Judge and her family have owned a cow/calf farm in Monroe County for more than 40 years. Her knowledge and experience of production agriculture help her effectively work with leaders to increase market opportunities for Iowa's agricultural products. Judge traveled the world, leading trade missions on behalf of corn growers, soybean growers, and livestock producers. Judge's legacy as Iowa Secretary of Agriculture is tied to her tireless promotion of renewable fuels, allowing renewable energy to become an integral part of Iowa's economy under her leadership.

In addition to working on the family farm, Judge owns and operates her own strategic planning business.

Pearson was heard by nearly one million listeners and viewers.He worked as the markets editor for Successful Farming and as Iowa's assistant secretary of agriculture. In 1995, Pearson and his family moved to a farm in east Peru, where he built a diversified grain and livestock operation. His wife, Eden, accepted his award.

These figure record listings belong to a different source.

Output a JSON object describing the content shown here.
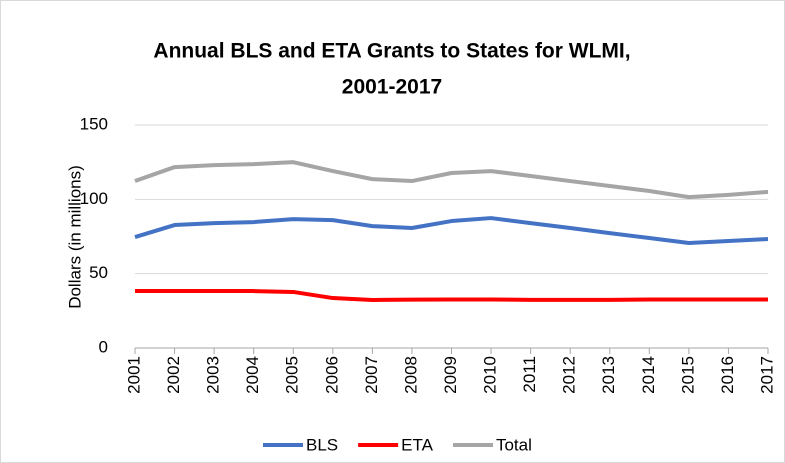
{
  "chart_data": {
    "type": "line",
    "title": [
      "Annual BLS and ETA Grants to States for WLMI,",
      "2001-2017"
    ],
    "y_label": "Dollars (in millions)",
    "categories": [
      "2001",
      "2002",
      "2003",
      "2004",
      "2005",
      "2006",
      "2007",
      "2008",
      "2009",
      "2010",
      "2011",
      "2012",
      "2013",
      "2014",
      "2015",
      "2016",
      "2017"
    ],
    "series": [
      {
        "name": "BLS",
        "color": "#4472c4",
        "values": [
          74.6,
          82.7,
          84.0,
          84.7,
          86.7,
          86.0,
          82.0,
          80.7,
          85.4,
          87.4,
          84.0,
          80.7,
          77.3,
          74.0,
          70.6,
          72.0,
          73.3
        ]
      },
      {
        "name": "ETA",
        "color": "#ff0000",
        "values": [
          38.3,
          38.3,
          38.3,
          38.3,
          37.7,
          33.6,
          32.3,
          32.5,
          32.6,
          32.6,
          32.4,
          32.4,
          32.4,
          32.6,
          32.6,
          32.6,
          32.6
        ]
      },
      {
        "name": "Total",
        "color": "#a5a5a5",
        "values": [
          112.3,
          121.7,
          123.0,
          123.7,
          125.0,
          119.0,
          113.6,
          112.3,
          117.7,
          119.0,
          115.7,
          112.3,
          109.0,
          105.6,
          101.5,
          103.0,
          105.0
        ]
      }
    ],
    "ylim": [
      0,
      150
    ],
    "yticks": [
      0,
      50,
      100,
      150
    ],
    "grid": true,
    "legend": "bottom"
  }
}
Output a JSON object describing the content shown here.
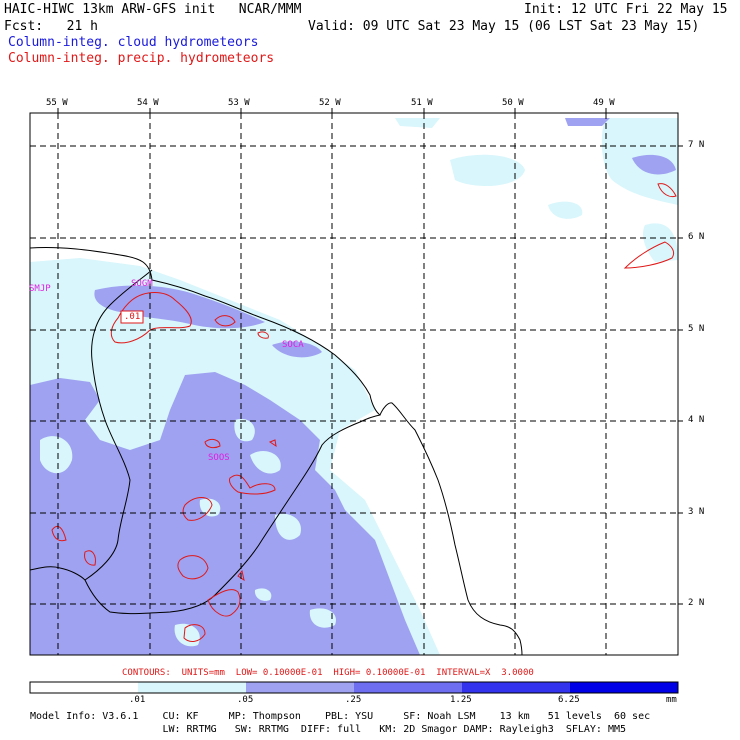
{
  "header": {
    "title": "HAIC-HIWC 13km ARW-GFS init   NCAR/MMM",
    "init": "Init: 12 UTC Fri 22 May 15",
    "fcst": "Fcst:   21 h",
    "valid": "Valid: 09 UTC Sat 23 May 15 (06 LST Sat 23 May 15)",
    "field_cloud": "Column-integ. cloud hydrometeors",
    "field_precip": "Column-integ. precip. hydrometeors"
  },
  "colors": {
    "cloud_text": "#1a1adc",
    "precip_text": "#e01818",
    "level1": "#d8f6fb",
    "level2": "#9fa2f0",
    "level3": "#6d6ff0",
    "level4": "#3333ee",
    "level5": "#0000e6"
  },
  "map": {
    "lon_labels": [
      "55 W",
      "54 W",
      "53 W",
      "52 W",
      "51 W",
      "50 W",
      "49 W"
    ],
    "lat_labels": [
      "7 N",
      "6 N",
      "5 N",
      "4 N",
      "3 N",
      "2 N"
    ],
    "stations": [
      "SMJP",
      "SOGM",
      "SOCA",
      "SOOS"
    ],
    "contour_label": ".01"
  },
  "contours_line": "CONTOURS:  UNITS=mm  LOW= 0.10000E-01  HIGH= 0.10000E-01  INTERVAL=X  3.0000",
  "colorbar": {
    "ticks": [
      ".01",
      ".05",
      ".25",
      "1.25",
      "6.25"
    ],
    "units": "mm"
  },
  "model_info": {
    "line1": "Model Info: V3.6.1    CU: KF     MP: Thompson    PBL: YSU     SF: Noah LSM    13 km   51 levels  60 sec",
    "line2": "                      LW: RRTMG   SW: RRTMG  DIFF: full   KM: 2D Smagor DAMP: Rayleigh3  SFLAY: MM5"
  }
}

Women in Agriculture award

Carol Miller of Ankeny receive the 2013 Women in Agriculture award. Miller and her husband, Randy, and their son raise livestock, corn and beans.

Miller has participated on the Polk County Farm Bureau executive board and has been treasurer, secretary, vice president, president and currently voting delegate. She is a member of the Iowa Farm Bureau's Speaker Corps program and Ag Leaders Institute.

In partnership with the Iowa State Patrol and Polk County Sheriff's Office, Miller founded the rural road safety program, "Share the Road, Stay Alert and Stay Alive."

Miller has been instrumental in the "Continuing Ag Information Series."